I nodded. "I've seen enough dead bodies that I don't notice so much. But it's always different when they're burned. It's just more… obscene. Like they've been defaced. I don't mean that literally… I mean that it's like it burned away their identity."
Rachel nodded. "I just hope I don't start snoring when they're playing the cockpit voice recorder."
"Not likely. There are few things more riveting than listening to the cockpit voice recorder of an airplane that you know is going to crash but the ones speaking don't." I turned onto the freeway heading west to D.C. "Plus, I want you to do more than just listen. I want you to watch the other people in the room. Sit in the back, see how they're reacting. See when the people glance at each other like they've heard something significant or noteworthy."
"Do you have any more coffee?" Rachel asked.
"On the floor behind my seat."
She didn't move. "Maybe I'll just get some sleep on the way down."
"No way. We've got lots to discuss. I'll talk, you write." I handed her my to-do list.
Like the naval officer she used to be, she sat up without protest and got out her notepad. I handed her my typed to-do list, and we went through everything, from understanding the manufacturing process, getting diagrams and the maintenance manuals for the helicopter, to checking newspaper and Internet materials on every wacky theory that was already being circulated. I knew how this investigation was going to be conducted. Not only would no stone be left unturned, but each stone would be smashed open and examined from the inside, regardless of whose stones they were.

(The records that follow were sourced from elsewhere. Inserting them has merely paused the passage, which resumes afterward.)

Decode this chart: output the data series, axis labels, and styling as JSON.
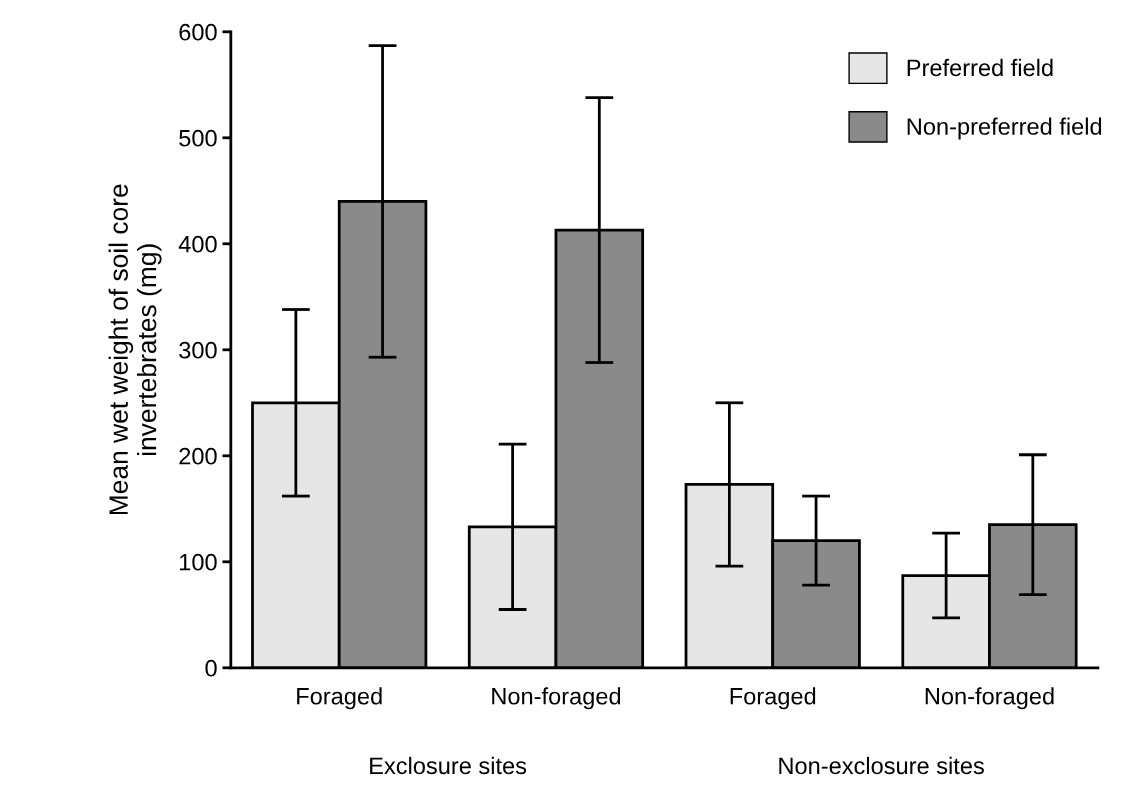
{
  "chart_data": {
    "type": "bar",
    "ylabel": "Mean wet weight of soil core\ninvertebrates (mg)",
    "categories": [
      "Foraged",
      "Non-foraged",
      "Foraged",
      "Non-foraged"
    ],
    "series": [
      {
        "name": "Preferred field",
        "color": "#e6e6e6",
        "values": [
          250,
          133,
          173,
          87
        ],
        "errors": [
          88,
          78,
          77,
          40
        ]
      },
      {
        "name": "Non-preferred field",
        "color": "#8a8a8a",
        "values": [
          440,
          413,
          120,
          135
        ],
        "errors": [
          147,
          125,
          42,
          66
        ]
      }
    ],
    "ylim": [
      0,
      600
    ],
    "yticks": [
      0,
      100,
      200,
      300,
      400,
      500,
      600
    ],
    "annotations": [
      "Exclosure sites",
      "Non-exclosure sites"
    ],
    "grid": false,
    "legend": "top right"
  }
}
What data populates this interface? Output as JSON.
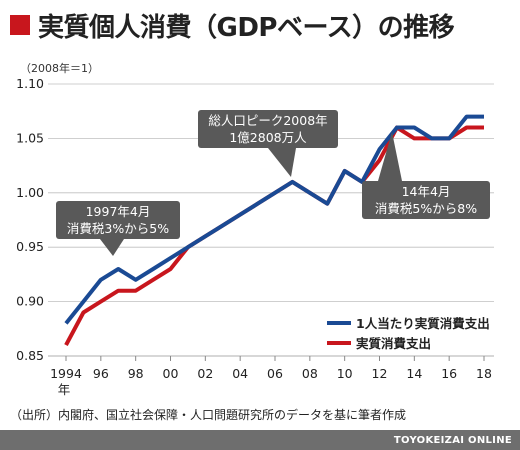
{
  "title": "実質個人消費（GDPベース）の推移",
  "unit_note": "（2008年＝1）",
  "source_note": "（出所）内閣府、国立社会保障・人口問題研究所のデータを基に筆者作成",
  "footer": "TOYOKEIZAI ONLINE",
  "colors": {
    "accent": "#c8161d",
    "series_per_capita": "#1a4a94",
    "series_total": "#c8161d",
    "callout_bg": "#595959",
    "grid": "#bfbfbf",
    "footer_bg": "#6e6e6e"
  },
  "chart_data": {
    "type": "line",
    "x": [
      1994,
      1995,
      1996,
      1997,
      1998,
      1999,
      2000,
      2001,
      2002,
      2003,
      2004,
      2005,
      2006,
      2007,
      2008,
      2009,
      2010,
      2011,
      2012,
      2013,
      2014,
      2015,
      2016,
      2017,
      2018
    ],
    "x_tick_values": [
      1994,
      1996,
      1998,
      2000,
      2002,
      2004,
      2006,
      2008,
      2010,
      2012,
      2014,
      2016,
      2018
    ],
    "x_tick_labels": [
      "1994",
      "96",
      "98",
      "00",
      "02",
      "04",
      "06",
      "08",
      "10",
      "12",
      "14",
      "16",
      "18"
    ],
    "x_first_sub": "年",
    "ylim": [
      0.85,
      1.1
    ],
    "y_ticks": [
      0.85,
      0.9,
      0.95,
      1.0,
      1.05,
      1.1
    ],
    "y_tick_labels": [
      "0.85",
      "0.90",
      "0.95",
      "1.00",
      "1.05",
      "1.10"
    ],
    "grid": "horizontal",
    "legend_position": "bottom-right",
    "series": [
      {
        "name": "1人当たり実質消費支出",
        "values": [
          0.88,
          0.9,
          0.92,
          0.93,
          0.92,
          0.93,
          0.94,
          0.95,
          0.96,
          0.97,
          0.98,
          0.99,
          1.0,
          1.01,
          1.0,
          0.99,
          1.02,
          1.01,
          1.04,
          1.06,
          1.06,
          1.05,
          1.05,
          1.07,
          1.07
        ]
      },
      {
        "name": "実質消費支出",
        "values": [
          0.86,
          0.89,
          0.9,
          0.91,
          0.91,
          0.92,
          0.93,
          0.95,
          0.96,
          0.97,
          0.98,
          0.99,
          1.0,
          1.01,
          1.0,
          0.99,
          1.02,
          1.01,
          1.03,
          1.06,
          1.05,
          1.05,
          1.05,
          1.06,
          1.06
        ]
      }
    ],
    "annotations": [
      {
        "lines": [
          "1997年4月",
          "消費税3%から5%"
        ]
      },
      {
        "lines": [
          "総人口ピーク2008年",
          "1億2808万人"
        ]
      },
      {
        "lines": [
          "14年4月",
          "消費税5%から8%"
        ]
      }
    ]
  }
}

Of course what was on everyone's mind, and what the NTSB didn't yet deny, was that maybe terrorists had finally taken out the president. The thought sent chills through the government and the entire country. No one had seen any evidence of terrorism, or even foul play, but a lot of FBI experts could be talking to each other about that very thing and not WorldCopter, or me, or the press.
I felt my BlackBerry buzzing. I grabbed it, pushed the phone button, and answered, "Mike Nolan."
"Mike, Kathryn."
"Morning."
"Where are you? I called your office and they said you were on your way to D.C., but I didn't think your meeting with WorldCopter was until lunch."
"The NTSB is going to play the CVR this morning. Marcel wanted me to be there."
"Mike, you've got to keep me posted on what you're doing. I needed to know that. I might have liked to listen to the tape. What time are they playing it?"